I checked in with Kelly the next day to learn how Sam reacted to the changes and she said, “He’s super happy! My ‘new’ dresser is no longer a dumping ground!”

Personally, I loved seeing the shift in purpose and confidence in Kelly as we worked, and I could feel an electric sense of motivation in the air. I look forward to going back and seeing everything she’s accomplished all on her own. Go Kelly!

Kelly’s take

Kelly says, “Before our session, I was annoyed every morning by not being able to find what I wanted in my dresser. The struggle was real. I started piling stuff on top, which made me feel even more overwhelmed and frankly, embarrassed.  Each time I tackled the mess myself, it went back to being a disaster in just days…I’d feel even worse. How did such a small space become such a huge drain?
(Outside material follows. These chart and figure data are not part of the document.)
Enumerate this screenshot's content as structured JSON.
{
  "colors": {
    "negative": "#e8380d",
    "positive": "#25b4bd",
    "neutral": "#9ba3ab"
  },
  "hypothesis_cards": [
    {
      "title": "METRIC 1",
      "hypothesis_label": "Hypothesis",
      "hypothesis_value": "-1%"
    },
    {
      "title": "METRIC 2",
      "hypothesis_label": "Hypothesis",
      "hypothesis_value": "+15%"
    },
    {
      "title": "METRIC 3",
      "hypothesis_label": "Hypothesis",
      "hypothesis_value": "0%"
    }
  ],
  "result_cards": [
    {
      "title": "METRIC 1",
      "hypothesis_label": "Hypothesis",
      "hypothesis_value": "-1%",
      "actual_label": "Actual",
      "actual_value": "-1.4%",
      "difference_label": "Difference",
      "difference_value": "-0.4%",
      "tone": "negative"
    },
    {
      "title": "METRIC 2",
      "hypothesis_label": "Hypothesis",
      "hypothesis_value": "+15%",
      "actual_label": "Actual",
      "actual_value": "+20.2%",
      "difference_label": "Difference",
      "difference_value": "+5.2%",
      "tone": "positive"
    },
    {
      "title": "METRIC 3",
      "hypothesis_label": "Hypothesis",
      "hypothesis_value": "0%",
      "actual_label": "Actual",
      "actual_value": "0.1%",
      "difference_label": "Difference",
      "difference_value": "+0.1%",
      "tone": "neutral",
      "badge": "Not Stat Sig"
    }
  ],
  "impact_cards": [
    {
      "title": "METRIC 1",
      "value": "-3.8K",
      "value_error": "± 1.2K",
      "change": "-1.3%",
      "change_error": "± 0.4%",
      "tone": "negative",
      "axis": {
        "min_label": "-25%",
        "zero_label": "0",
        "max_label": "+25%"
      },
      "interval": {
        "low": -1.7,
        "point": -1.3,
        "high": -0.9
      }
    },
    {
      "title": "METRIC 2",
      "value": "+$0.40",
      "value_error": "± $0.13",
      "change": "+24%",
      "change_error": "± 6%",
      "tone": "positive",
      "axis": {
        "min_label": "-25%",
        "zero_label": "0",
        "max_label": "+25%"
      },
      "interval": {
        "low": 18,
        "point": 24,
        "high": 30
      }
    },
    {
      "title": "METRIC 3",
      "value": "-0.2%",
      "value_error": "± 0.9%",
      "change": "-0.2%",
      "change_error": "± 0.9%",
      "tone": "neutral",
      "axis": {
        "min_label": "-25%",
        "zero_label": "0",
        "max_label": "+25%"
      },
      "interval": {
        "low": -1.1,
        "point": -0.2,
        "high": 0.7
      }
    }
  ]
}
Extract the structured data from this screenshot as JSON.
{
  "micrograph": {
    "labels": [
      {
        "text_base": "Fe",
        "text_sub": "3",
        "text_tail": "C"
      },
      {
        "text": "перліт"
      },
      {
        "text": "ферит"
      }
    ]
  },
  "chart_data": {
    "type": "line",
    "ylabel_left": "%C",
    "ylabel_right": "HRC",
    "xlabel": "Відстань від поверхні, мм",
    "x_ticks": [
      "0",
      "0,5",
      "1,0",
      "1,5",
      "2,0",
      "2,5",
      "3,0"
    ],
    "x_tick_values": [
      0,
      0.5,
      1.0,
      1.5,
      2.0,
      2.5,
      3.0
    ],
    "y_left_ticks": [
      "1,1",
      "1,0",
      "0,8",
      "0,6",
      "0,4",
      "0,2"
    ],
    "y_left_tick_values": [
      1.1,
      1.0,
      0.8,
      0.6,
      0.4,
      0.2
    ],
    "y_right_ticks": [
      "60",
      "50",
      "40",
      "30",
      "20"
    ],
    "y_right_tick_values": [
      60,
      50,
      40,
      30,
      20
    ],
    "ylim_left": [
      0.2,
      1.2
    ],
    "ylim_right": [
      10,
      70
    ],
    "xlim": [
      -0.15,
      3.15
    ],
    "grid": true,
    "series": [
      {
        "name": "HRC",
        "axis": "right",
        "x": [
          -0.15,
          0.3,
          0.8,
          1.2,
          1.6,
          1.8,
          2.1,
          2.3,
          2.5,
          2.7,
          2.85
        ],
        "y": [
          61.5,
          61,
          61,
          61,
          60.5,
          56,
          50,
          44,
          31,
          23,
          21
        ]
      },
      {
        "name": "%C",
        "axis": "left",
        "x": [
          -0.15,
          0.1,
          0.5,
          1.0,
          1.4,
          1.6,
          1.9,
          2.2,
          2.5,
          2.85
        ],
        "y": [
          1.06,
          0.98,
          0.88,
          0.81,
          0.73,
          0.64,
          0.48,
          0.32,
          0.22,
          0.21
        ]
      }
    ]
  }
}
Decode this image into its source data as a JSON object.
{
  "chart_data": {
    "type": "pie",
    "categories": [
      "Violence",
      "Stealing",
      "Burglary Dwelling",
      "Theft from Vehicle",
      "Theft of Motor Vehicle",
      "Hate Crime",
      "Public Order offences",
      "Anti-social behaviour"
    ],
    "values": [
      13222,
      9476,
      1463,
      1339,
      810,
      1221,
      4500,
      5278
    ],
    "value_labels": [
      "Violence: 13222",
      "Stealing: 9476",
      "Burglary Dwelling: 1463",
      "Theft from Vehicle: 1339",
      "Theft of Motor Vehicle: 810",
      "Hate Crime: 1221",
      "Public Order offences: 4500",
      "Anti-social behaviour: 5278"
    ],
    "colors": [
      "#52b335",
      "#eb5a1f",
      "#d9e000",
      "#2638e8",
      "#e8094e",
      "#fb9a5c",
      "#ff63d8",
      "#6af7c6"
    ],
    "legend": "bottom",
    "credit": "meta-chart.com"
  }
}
“I realized that my priorities had changed since I moved into this house. My style changed. My preferences. And my lifestyle. And with those, how I organize my home needed to evolve to reflect that. Especially for the stuff I use (or want to use) daily. I’d be  ‘organizing’ stuff out of habit and not considering how I actually used it... say compared to five years ago.

“I was initially hesitant to hire a professional organizer. I didn’t want anyone seeing my mess. Before the session, I felt (self-induced) pressure to clean up the space. But Lisa told me not to do that because she needed to see how I interact with my stuff in my  ‘natural habitat.’

“Lisa coached me through the process, asking questions, listening, and proposing suggestions and options. She helped me make decisions, take actions, and feel empowered with the progress. And most importantly, she did not judge. She’s a pro.

“I think differently about my stuff now. With Lisa’s guidance, I was able to take control of my space, and now I have more of it. My only regret is that I wish I’d hired her sooner!”